Anti-Diabetic Effect of Balanced Deep-Sea Water and Its Mode of Action in High-Fat Diet Induced Diabetic Mice - PMC (nih.gov) ("we suggest that balanced deep sea-water, a novel activator for glucose uptake, is a valuable agent for treating or preventing diabetes.")

Looks like sea-water might help.

Is Himalayan Salt Good for You? Pros and Cons, Nutrition Information, and More (webmd.com) (WebMD says not, because the concentrations of the trace minerals is too low to be useful.)

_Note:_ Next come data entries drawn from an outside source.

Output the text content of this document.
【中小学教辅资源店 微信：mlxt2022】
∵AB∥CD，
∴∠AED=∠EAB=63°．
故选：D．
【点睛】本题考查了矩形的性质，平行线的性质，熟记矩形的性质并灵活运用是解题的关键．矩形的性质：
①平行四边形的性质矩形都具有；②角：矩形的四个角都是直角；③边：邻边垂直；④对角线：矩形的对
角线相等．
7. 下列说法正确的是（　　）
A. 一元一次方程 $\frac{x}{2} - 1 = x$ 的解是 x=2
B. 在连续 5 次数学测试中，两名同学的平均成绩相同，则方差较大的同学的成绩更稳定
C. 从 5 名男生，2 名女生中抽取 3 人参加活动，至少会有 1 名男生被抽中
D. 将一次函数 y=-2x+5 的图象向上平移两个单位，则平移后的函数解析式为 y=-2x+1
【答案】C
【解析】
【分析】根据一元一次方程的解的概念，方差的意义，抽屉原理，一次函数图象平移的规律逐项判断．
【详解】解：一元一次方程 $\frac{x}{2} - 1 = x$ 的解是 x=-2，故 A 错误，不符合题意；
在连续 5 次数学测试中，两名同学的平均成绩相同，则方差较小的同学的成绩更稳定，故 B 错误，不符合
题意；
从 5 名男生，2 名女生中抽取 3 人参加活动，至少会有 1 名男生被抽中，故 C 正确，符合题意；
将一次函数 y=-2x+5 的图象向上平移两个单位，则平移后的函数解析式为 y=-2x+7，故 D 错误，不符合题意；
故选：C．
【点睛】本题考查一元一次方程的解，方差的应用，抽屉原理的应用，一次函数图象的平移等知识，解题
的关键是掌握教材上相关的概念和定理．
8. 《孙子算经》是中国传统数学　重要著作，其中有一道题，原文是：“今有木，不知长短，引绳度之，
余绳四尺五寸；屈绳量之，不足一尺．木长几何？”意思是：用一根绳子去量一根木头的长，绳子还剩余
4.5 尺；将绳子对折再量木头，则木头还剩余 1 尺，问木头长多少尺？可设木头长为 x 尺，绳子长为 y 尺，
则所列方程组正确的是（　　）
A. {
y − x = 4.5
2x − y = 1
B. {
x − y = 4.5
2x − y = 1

An Analysis of the Mineral Composition of Pink Salt Available in Australia - PMC (nih.gov) (This NIH study agrees with the Web MD study - "This study provides evidence that there are both nutritive and non-nutritive minerals in pink salt available for purchase in Australia, but that wide variations exist and there is the potential for contaminant ingestion. While one teaspoon (5 g) of pink salt contained small quantities of all nutrients, the levels did not meaningfully contribute to nutrient intake, with the exception of sodium which reached the Australian suggested dietary target. Any potential health benefits provided by the higher nutrient content in pink salt would be counteracted by the large amount of sodium that would also be consumed. Importantly, one pink salt sample from Peru contained a level of lead which exceeded the FSANZ maximum contaminant level. The risk to public health from potentially harmful non-nutritive minerals needs to be addressed by further research and further investigated by food regulatory bodies. Pink salt should only be consumed according to Australian guidelines at <6 g of salt per day from all food and beverage sources."

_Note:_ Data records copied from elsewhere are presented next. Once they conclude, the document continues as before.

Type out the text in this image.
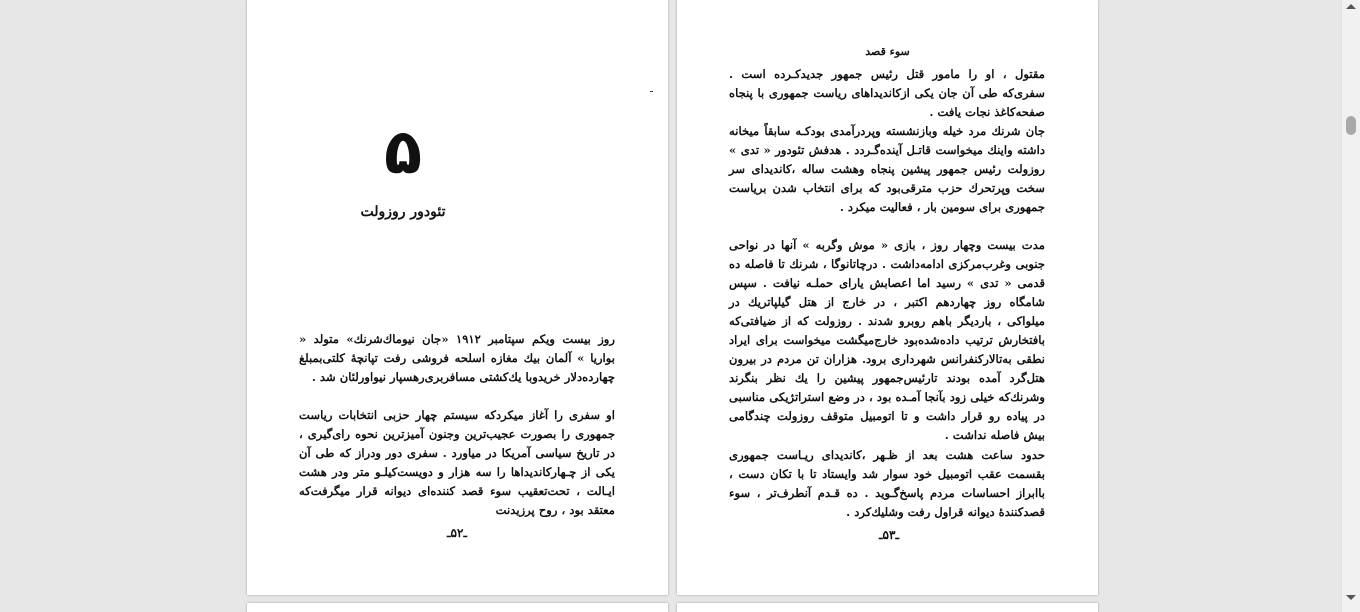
ـ
۵
تئودور روزولت

روز بیست ویکم سپتامبر ۱۹۱۲ «جان نیوماك‌شرنك» متولد « بواریا » آلمان بیك مغازه اسلحه فروشی رفت تپانچهٔ کلتی‌بمبلغ چهارده‌دلار خریدوبا یك‌کشتی مسافربری‌رهسپار نیواورلئان شد .

او سفری را آغاز میکردکه سیستم چهار حزبی انتخابات ریاست جمهوری را بصورت عجیب‌ترین وجنون آمیزترین نحوه رای‌گیری ، در تاریخ سیاسی آمریکا در میاورد . سفری دور ودراز که طی آن یکی از چـهارکاندیداها را سه هزار و دویست‌کیلـو متر ودر هشت ایـالت ، تحت‌تعقیب سوء قصد کننده‌ای دیوانه قرار میگرفت‌که معتقد بود ، روح پرزیدنت

ـ۵۲ـ
سوء قصد

مقتول ، او را مامور قتل رئیس جمهور جدیدکـرده است . سفری‌که طی آن جان یکی ازکاندیداهای ریاست جمهوری با پنجاه صفحه‌کاغذ نجات یافت .

جان شرنك مرد خیله وبازنشسته وپردرآمدی بودکـه سابقاً میخانه داشته واینك میخواست قاتـل آینده‌گـردد . هدفش تئودور « تدی » روزولت رئیس جمهور پیشین پنجاه وهشت ساله ،کاندیدای سر سخت وپرتحرك حزب مترقی‌بود که برای انتخاب شدن بریاست جمهوری برای سومین بار ، فعالیت میکرد .

مدت بیست وچهار روز ، بازی « موش وگربه » آنها در نواحی جنوبی وغرب‌مرکزی ادامه‌داشت . درچاتانوگا ، شرنك تا فاصله ده قدمی « تدی » رسید اما اعصابش یارای حملـه نیافت . سپس شامگاه روز چهاردهم اکتبر ، در خارج از هتل گیلپاتریك در میلواکی ، باردیگر باهم روبرو شدند . روزولت که از ضیافتی‌که بافتخارش ترتیب داده‌شده‌بود خارج‌میگشت میخواست برای ایراد نطقی به‌تالارکنفرانس شهرداری برود. هزاران تن مردم در بیرون هتل‌گرد آمده بودند تارئیس‌جمهور پیشین را یك نظر بنگرند وشرنك‌که خیلی زود بآنجا آمـده بود ، در وضع استراتژیکی مناسبی در پیاده رو قرار داشت و تا اتومبیل متوقف روزولت چندگامی بیش فاصله نداشت .

حدود ساعت هشت بعد از ظـهر ،کاندیدای ریـاست جمهوری بقسمت عقب اتومبیل خود سوار شد وایستاد تا با تکان دست ، باابراز احساسات مردم پاسخ‌گـوید . ده قـدم آنطرف‌تر ، سوء قصدکنندهٔ دیوانه قراول رفت وشلیك‌کرد .

ـ۵۳ـ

Verdict: seems like the hype over pink salt (Himalayan salt) is a little overblown. 

Please note that while these minerals are present in Himalayan salt, they are in trace amounts. This means that while they contribute to your overall intake of these nutrients, they should not be your primary source.

A balanced diet rich in fruits, vegetables, lean proteins, and whole grains is the best way to ensure you're getting the nutrients you need. As always, it's important to use salt sparingly due to its high sodium content, which can contribute to high blood pressure and other health issues if consumed in excess.

Looks like, if you're going to use salt anyway, this is better than the normal stuff. But it isn't a cure-all for your type-2 diabetes.

As always, get advice from your doctor. These articles are for informational purposes only. I am not a doctor. I just collect research and pass it on to my readers. But don't take my word for it. Ask your doctor.